Diffuse large B cell lymphoma (DLBCL) is one of the most usual types of adult lymphoma with heterogeneousness in histological morphology, prognosis, and clinical indications. Prior to this, several studies were carried out to determine the DLBCL subtype based on the analysis of the genome profile. However, classification based on assessment of genes related to the immune system has limited clinical significance for DLBCL. We systematically explored the DLBCL gene expression dataset and provided publicly available clinical information on patients with GEO. In this research, 928 DLBCL samples were applied, and we calculated 29 immune-related genomes' enrichment levels in each sample and stratified them into high immunity (Immunity_H, n = 135, 28.7%), moderate immunity (Immunity_M, n = 135, 28.7%), and low immunity (Immunity_L, n = 12, 2.6%) that was based on ssGSEA score. The ESTIMATE algorithm was used to calculate stromal scores (range 586.88 to 1982.43), immune scores, estimated scores (range 2,618.2 to 8,098.14), and tumor purity (range 0.216 to 0.976). All of them were significantly correlated with immune subtypes (Kruskal-Wallis test, p < 0.001).

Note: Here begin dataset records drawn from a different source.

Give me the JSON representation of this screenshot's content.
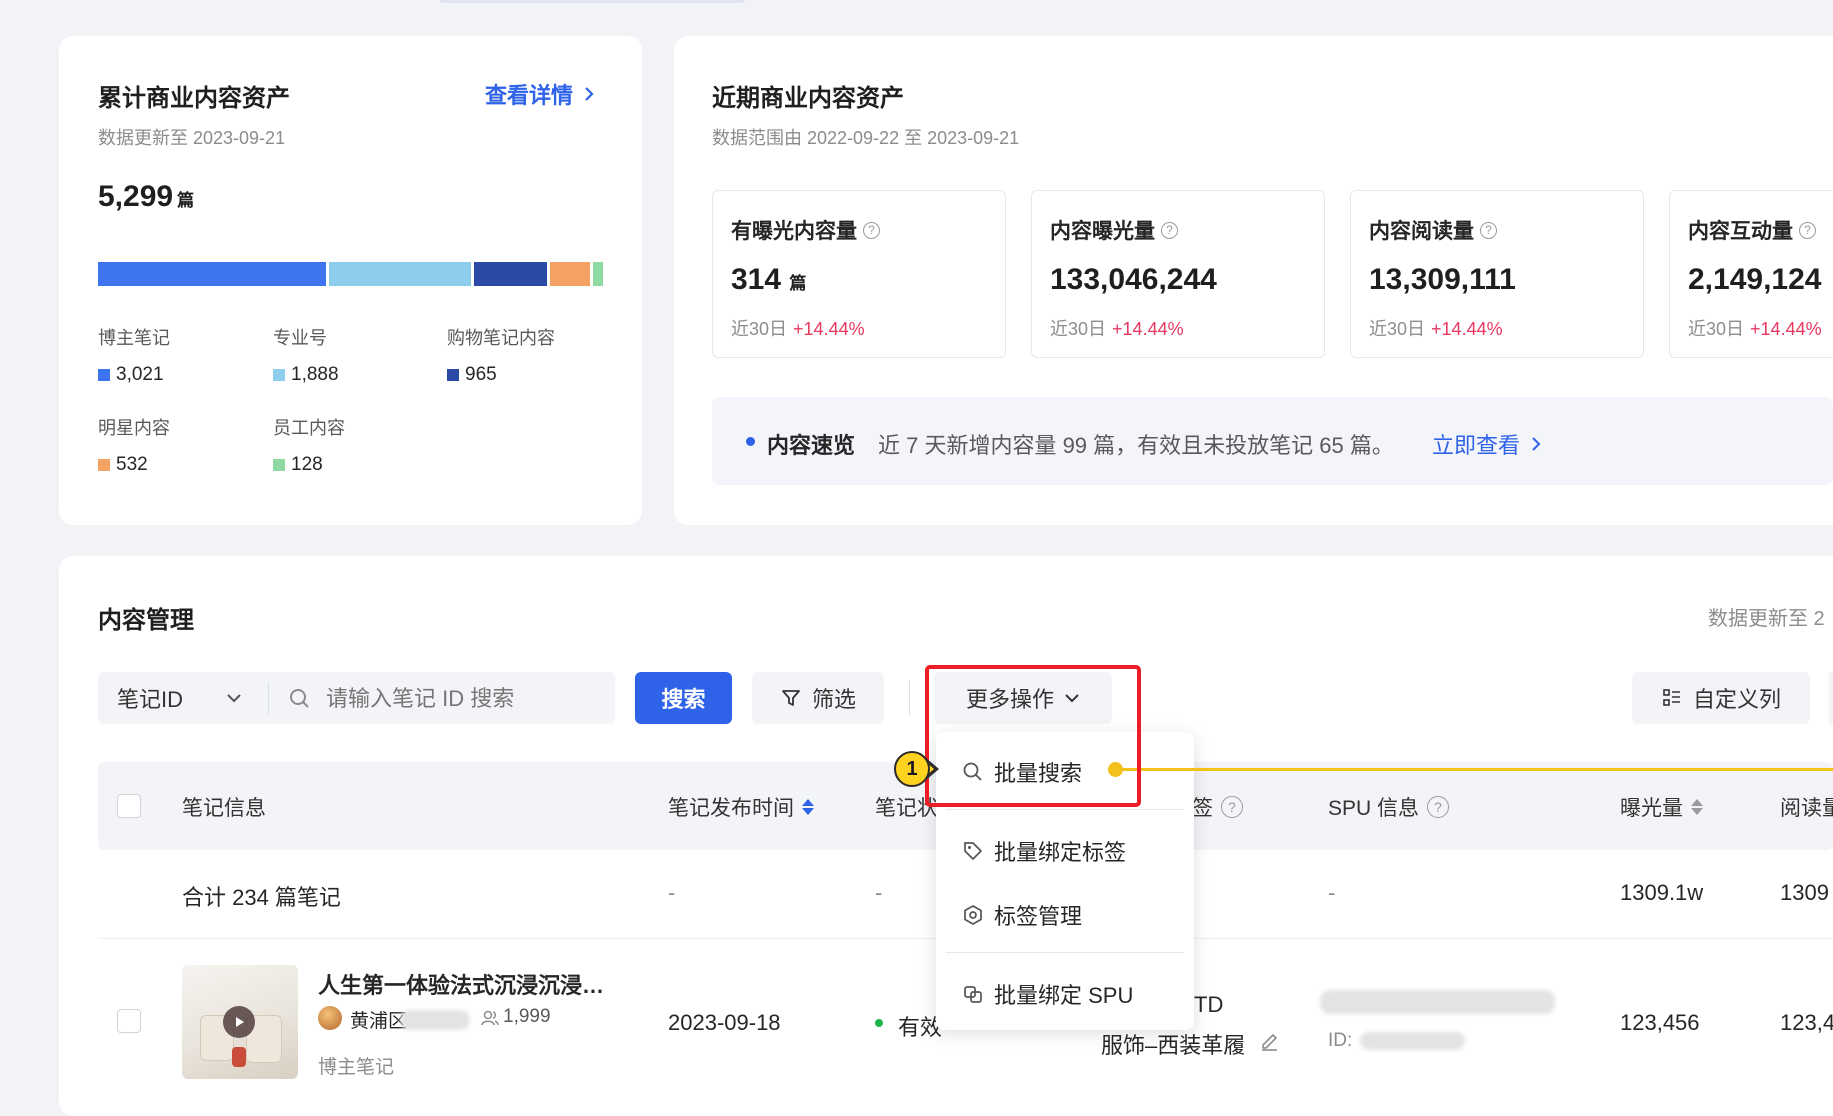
{
  "accumulated": {
    "title": "累计商业内容资产",
    "detail_link": "查看详情",
    "updated": "数据更新至 2023-09-21",
    "total_value": "5,299",
    "total_unit": "篇",
    "composition": [
      {
        "label": "博主笔记",
        "value": "3,021",
        "color": "#3d74f0",
        "share": 0.57
      },
      {
        "label": "专业号",
        "value": "1,888",
        "color": "#8fcdec",
        "share": 0.356
      },
      {
        "label": "购物笔记内容",
        "value": "965",
        "color": "#2b4aa8",
        "share": 0.182
      },
      {
        "label": "明星内容",
        "value": "532",
        "color": "#f4a263",
        "share": 0.1
      },
      {
        "label": "员工内容",
        "value": "128",
        "color": "#8fd9a3",
        "share": 0.024
      }
    ]
  },
  "recent": {
    "title": "近期商业内容资产",
    "range": "数据范围由 2022-09-22 至 2023-09-21",
    "metrics": [
      {
        "title": "有曝光内容量",
        "value": "314",
        "unit": "篇",
        "foot_label": "近30日",
        "foot_change": "+14.44%"
      },
      {
        "title": "内容曝光量",
        "value": "133,046,244",
        "unit": "",
        "foot_label": "近30日",
        "foot_change": "+14.44%"
      },
      {
        "title": "内容阅读量",
        "value": "13,309,111",
        "unit": "",
        "foot_label": "近30日",
        "foot_change": "+14.44%"
      },
      {
        "title": "内容互动量",
        "value": "2,149,124",
        "unit": "",
        "foot_label": "近30日",
        "foot_change": "+14.44%"
      }
    ],
    "overview_label": "内容速览",
    "overview_text": "近 7 天新增内容量 99 篇，有效且未投放笔记 65 篇。",
    "overview_link": "立即查看"
  },
  "content_mgmt": {
    "title": "内容管理",
    "updated": "数据更新至 2",
    "select_value": "笔记ID",
    "search_placeholder": "请输入笔记 ID 搜索",
    "search_btn": "搜索",
    "filter_btn": "筛选",
    "more_btn": "更多操作",
    "custom_cols_btn": "自定义列",
    "columns": [
      "笔记信息",
      "笔记发布时间",
      "笔记状",
      "签",
      "SPU 信息",
      "曝光量",
      "阅读量"
    ],
    "summary": {
      "label": "合计 234 篇笔记",
      "publish": "-",
      "status": "-",
      "spu": "-",
      "exposure": "1309.1w",
      "read": "1309"
    },
    "row": {
      "title": "人生第一体验法式沉浸沉浸…",
      "author": "黄浦区",
      "followers": "1,999",
      "type": "博主笔记",
      "publish": "2023-09-18",
      "status": "有效",
      "tag_line1": "TD",
      "tag_line2": "服饰–西装革履",
      "spu_id_label": "ID:",
      "exposure": "123,456",
      "read": "123,4"
    }
  },
  "dropdown": {
    "items": [
      "批量搜索",
      "批量绑定标签",
      "标签管理",
      "批量绑定 SPU"
    ]
  },
  "annotation": {
    "marker": "1",
    "color": "#f2c21b",
    "highlight": "#ee1c25"
  }
}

At the same time, the correlation of related genes was analyzed by immunohistochemistry staining. In addition, DLBCL cells were cultured in transfected and in vitro with siRNA to verify correlation analysis and gene expression. Finally, human peripheral blood lymphocytes were incubated with DLBCL cells and stained. Flow cytometry was applied to analyze genes' influence on immune function. By analysis, immune checkpoint and HLA gene expression levels were higher in the Immunity_H group (Kruskal-Wallis test, p < 0.05). The levels of Tfhs (follicular helper T cells), monocytes, CD8(+) T cells, M1 macrophages, M2 macrophages, and CD4(+) memory-activated T cells were the most excellent in Immunity_H, and the total survival rate was higher in the Immunity_L. Through analysis, IRF4 (MUM1) was identified by us as immunotherapeutic target and a potential prognostic marker for DLBCL, which was made sure by using molecular biology experimentations. To conclude, immunosignature made a connection between DLBCL subtypes playing a position in DLBCL prognostic stratification. Immunocharacteristics-related DLBCL subtypes' construction predicts expected patient results and supplies conceivable immunotherapy candida.